MONTAG, 5. AUGUST 1771, ZEHN UHR MORGENS
    JA ALSO! Was hatte ihm der Claudy da auch einen Mist geliefert!
    Weshalb (befand Dr.   Siegner) dieser Schlappschwanz es redlich verdiente, dass er sein schmähliches Verhörprotokoll nunmehr mit dünner Stimme selbst verlesen musste im Schöffenrat. Gleich nach dem gruseligen Sektionsbericht. Da erübrigte sich jeder Kommentar. Da musste man nicht einmal wissen, was Siegner wusste, da Rost es ihm und dem Lindheimer gesteckt hatte: Nämlich dass der Ton bei dem Verhör im Spital so was von lasch, ja geradezu sanft gewesen war.
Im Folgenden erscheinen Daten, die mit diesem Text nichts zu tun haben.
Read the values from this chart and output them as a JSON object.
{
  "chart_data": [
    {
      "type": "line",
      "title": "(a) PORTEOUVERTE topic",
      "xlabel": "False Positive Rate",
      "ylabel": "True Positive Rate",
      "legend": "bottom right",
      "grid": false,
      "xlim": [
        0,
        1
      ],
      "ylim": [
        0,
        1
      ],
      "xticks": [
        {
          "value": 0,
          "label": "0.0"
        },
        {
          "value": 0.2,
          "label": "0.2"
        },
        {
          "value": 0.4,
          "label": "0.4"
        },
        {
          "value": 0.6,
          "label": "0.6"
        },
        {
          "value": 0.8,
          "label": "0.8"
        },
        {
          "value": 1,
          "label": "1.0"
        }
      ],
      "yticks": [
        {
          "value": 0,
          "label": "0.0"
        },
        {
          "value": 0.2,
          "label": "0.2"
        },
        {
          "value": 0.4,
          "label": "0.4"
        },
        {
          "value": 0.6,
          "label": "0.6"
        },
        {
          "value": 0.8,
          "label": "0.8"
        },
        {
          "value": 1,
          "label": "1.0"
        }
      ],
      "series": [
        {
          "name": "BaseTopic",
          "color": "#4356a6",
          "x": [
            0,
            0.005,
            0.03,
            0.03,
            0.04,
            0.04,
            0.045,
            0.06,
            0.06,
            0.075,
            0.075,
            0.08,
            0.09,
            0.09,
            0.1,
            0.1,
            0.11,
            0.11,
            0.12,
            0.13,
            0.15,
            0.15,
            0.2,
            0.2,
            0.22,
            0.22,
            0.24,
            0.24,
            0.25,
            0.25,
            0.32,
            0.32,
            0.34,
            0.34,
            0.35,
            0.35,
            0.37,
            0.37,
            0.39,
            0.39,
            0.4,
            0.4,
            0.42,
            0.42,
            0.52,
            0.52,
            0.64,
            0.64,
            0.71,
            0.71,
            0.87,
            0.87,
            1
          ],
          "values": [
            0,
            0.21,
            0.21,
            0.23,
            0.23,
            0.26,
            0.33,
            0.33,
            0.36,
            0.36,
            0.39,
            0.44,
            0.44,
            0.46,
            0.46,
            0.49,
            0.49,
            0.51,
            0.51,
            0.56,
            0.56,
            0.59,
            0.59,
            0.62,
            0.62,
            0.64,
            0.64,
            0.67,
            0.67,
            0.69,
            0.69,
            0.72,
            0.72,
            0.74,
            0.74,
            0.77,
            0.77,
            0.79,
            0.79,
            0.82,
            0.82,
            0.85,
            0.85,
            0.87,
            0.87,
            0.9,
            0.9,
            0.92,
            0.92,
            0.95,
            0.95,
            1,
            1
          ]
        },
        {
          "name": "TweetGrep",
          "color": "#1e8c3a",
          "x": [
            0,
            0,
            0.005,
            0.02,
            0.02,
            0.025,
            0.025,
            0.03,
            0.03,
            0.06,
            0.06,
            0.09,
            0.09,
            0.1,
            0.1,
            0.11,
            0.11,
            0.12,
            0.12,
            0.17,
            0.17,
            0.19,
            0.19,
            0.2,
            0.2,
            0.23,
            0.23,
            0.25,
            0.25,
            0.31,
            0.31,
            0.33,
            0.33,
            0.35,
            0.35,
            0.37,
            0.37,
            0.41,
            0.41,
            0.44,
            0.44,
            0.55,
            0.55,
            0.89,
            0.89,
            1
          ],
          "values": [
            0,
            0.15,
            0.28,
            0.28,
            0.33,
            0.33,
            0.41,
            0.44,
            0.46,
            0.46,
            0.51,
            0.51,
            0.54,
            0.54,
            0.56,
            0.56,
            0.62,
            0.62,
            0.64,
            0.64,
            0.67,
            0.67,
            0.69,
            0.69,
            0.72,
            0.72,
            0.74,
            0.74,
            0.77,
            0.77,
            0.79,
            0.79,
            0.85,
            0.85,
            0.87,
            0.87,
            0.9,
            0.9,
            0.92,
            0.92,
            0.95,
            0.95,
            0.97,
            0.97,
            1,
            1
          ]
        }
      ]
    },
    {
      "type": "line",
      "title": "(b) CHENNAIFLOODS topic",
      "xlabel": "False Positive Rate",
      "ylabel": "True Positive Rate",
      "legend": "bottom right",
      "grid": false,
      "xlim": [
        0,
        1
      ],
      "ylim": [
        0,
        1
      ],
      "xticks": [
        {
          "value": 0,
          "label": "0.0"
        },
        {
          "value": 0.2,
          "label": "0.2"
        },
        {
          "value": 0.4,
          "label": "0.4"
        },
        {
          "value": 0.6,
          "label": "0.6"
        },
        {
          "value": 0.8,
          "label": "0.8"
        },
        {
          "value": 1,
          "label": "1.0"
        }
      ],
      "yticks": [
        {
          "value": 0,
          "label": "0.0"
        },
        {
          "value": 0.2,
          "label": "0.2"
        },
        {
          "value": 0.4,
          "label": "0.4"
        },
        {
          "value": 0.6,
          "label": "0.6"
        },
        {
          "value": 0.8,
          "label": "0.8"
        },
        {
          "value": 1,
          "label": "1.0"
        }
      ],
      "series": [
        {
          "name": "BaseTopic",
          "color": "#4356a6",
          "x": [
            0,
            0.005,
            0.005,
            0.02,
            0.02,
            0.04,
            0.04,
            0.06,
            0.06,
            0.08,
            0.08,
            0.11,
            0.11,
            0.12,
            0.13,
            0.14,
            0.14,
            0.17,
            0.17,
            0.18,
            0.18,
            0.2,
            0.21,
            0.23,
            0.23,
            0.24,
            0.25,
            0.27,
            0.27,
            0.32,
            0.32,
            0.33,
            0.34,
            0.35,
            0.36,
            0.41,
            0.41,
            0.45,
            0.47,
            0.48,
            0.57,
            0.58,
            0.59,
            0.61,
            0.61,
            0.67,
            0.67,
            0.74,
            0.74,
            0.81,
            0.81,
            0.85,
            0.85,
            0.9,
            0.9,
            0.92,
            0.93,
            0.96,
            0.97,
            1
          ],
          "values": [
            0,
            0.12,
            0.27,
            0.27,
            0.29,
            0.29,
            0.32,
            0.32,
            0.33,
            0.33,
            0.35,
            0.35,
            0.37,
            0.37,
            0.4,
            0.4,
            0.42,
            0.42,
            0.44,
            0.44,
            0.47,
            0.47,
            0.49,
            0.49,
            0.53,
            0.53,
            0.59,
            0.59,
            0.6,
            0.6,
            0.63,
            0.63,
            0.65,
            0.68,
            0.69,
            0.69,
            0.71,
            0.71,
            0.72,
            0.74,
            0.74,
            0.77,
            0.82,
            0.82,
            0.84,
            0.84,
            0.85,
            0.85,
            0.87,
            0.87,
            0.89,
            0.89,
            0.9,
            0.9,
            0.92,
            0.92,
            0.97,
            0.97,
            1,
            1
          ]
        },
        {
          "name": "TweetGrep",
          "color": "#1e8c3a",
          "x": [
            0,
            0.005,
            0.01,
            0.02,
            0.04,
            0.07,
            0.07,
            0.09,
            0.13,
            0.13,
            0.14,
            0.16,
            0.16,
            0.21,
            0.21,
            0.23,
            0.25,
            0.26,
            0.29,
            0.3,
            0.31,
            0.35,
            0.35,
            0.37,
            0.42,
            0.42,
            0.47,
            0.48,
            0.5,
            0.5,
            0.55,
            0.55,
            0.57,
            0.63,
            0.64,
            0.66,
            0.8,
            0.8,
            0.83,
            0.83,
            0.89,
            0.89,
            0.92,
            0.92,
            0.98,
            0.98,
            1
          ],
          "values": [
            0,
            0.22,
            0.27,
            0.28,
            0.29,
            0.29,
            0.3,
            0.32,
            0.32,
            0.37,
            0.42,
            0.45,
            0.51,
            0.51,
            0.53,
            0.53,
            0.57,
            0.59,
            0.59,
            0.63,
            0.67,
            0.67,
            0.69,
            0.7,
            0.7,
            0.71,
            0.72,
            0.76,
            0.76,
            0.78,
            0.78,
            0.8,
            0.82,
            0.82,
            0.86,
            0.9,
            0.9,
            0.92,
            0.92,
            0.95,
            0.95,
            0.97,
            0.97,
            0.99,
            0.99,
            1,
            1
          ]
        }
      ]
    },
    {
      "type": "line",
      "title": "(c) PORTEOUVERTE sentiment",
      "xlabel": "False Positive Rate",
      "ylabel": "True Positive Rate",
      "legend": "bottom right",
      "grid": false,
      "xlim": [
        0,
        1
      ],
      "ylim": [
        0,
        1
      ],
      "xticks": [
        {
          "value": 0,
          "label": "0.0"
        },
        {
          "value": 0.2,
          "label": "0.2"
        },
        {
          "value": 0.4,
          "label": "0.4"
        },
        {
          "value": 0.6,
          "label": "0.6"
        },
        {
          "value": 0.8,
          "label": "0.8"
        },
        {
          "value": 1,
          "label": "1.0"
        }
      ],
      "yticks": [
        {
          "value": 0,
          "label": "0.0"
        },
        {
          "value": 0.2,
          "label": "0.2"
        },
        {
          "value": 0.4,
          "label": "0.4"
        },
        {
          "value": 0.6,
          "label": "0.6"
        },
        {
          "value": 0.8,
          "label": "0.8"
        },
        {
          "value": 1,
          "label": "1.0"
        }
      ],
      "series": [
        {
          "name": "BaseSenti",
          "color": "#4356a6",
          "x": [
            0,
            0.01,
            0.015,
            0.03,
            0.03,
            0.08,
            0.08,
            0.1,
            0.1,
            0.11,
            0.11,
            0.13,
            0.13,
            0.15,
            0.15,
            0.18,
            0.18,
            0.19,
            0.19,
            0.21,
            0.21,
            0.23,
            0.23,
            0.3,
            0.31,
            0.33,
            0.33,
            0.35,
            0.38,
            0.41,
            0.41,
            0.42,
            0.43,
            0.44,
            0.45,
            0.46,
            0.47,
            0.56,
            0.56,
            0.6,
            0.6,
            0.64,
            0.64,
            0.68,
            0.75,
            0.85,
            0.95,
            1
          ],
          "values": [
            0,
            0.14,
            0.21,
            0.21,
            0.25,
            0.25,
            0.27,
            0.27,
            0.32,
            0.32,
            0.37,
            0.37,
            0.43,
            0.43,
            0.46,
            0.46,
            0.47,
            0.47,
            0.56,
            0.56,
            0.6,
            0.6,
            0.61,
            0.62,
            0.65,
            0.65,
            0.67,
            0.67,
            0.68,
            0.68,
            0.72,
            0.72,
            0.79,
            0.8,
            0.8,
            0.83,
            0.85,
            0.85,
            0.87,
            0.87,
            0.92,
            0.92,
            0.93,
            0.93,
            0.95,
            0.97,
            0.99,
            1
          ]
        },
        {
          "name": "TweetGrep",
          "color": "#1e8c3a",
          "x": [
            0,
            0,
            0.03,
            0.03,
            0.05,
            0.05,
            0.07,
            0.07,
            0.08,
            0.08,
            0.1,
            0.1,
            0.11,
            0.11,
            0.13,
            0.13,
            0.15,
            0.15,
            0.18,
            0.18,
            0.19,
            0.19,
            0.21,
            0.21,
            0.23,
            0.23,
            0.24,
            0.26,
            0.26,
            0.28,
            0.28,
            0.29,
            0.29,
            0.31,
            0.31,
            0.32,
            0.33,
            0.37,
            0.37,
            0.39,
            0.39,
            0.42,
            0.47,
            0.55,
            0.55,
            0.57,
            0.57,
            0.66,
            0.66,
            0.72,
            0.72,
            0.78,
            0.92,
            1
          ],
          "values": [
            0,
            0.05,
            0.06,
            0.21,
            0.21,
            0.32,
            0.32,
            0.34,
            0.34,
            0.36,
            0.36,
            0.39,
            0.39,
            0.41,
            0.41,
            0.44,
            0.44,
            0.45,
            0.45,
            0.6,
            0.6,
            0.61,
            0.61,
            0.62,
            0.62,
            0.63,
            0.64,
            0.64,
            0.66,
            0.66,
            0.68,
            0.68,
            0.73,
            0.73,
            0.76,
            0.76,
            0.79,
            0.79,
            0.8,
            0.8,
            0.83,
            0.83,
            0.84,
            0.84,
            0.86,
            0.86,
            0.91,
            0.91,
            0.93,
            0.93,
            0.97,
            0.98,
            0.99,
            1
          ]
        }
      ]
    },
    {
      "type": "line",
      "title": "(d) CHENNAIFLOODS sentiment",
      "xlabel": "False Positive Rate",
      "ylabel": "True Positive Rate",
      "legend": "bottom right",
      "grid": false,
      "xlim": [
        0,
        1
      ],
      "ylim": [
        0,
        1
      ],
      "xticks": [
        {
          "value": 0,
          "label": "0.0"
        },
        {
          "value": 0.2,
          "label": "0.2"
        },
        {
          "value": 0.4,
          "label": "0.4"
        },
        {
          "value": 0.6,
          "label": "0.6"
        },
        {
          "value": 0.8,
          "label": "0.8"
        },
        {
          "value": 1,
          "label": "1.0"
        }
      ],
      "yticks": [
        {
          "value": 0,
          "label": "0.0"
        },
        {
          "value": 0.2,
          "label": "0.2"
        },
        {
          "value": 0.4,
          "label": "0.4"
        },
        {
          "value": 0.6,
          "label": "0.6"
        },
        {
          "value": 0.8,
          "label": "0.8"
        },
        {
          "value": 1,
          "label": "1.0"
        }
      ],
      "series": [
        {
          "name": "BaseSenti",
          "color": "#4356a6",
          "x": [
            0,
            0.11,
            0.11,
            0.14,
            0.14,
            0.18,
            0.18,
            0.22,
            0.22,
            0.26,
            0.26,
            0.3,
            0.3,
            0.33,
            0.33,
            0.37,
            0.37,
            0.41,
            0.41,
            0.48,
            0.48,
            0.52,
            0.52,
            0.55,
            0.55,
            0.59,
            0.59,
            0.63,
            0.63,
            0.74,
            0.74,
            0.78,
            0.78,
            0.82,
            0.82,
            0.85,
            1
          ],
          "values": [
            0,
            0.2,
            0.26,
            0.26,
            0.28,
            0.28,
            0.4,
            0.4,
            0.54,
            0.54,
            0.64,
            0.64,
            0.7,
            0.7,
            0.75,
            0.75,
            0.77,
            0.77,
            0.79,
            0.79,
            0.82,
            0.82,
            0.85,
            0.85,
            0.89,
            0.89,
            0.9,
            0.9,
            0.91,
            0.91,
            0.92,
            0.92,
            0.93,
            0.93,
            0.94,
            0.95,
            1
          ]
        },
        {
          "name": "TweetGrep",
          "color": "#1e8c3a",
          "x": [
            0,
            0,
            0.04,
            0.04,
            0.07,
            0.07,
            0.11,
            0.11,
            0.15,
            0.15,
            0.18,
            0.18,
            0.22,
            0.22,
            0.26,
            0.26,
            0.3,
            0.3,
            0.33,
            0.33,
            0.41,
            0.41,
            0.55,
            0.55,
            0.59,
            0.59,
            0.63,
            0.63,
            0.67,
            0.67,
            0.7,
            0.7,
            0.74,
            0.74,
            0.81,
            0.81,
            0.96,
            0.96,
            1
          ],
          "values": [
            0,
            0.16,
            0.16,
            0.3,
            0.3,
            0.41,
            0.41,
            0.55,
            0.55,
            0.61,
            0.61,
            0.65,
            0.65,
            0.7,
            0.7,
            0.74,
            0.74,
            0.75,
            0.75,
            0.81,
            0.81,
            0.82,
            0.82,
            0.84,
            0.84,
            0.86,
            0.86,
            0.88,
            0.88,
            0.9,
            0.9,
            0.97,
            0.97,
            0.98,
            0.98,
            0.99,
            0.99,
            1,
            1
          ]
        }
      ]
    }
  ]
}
    So. Jetzt aber zackig, jetzt würde der Dr.   Siegner Nägel mit Köpfen machen hier im Schöffenrat! Also bittschön! Nicht dass es hinterher hieß, er habe sich von einer Dienstmagd an der Nase herumführen lassen. Gerissen hatte er sich wahrlich nicht um diese leidige Kindsmordssache, aber wo er sie nun schon am Hals hat, da wird er die Inquisition straffstens durchexerzieren.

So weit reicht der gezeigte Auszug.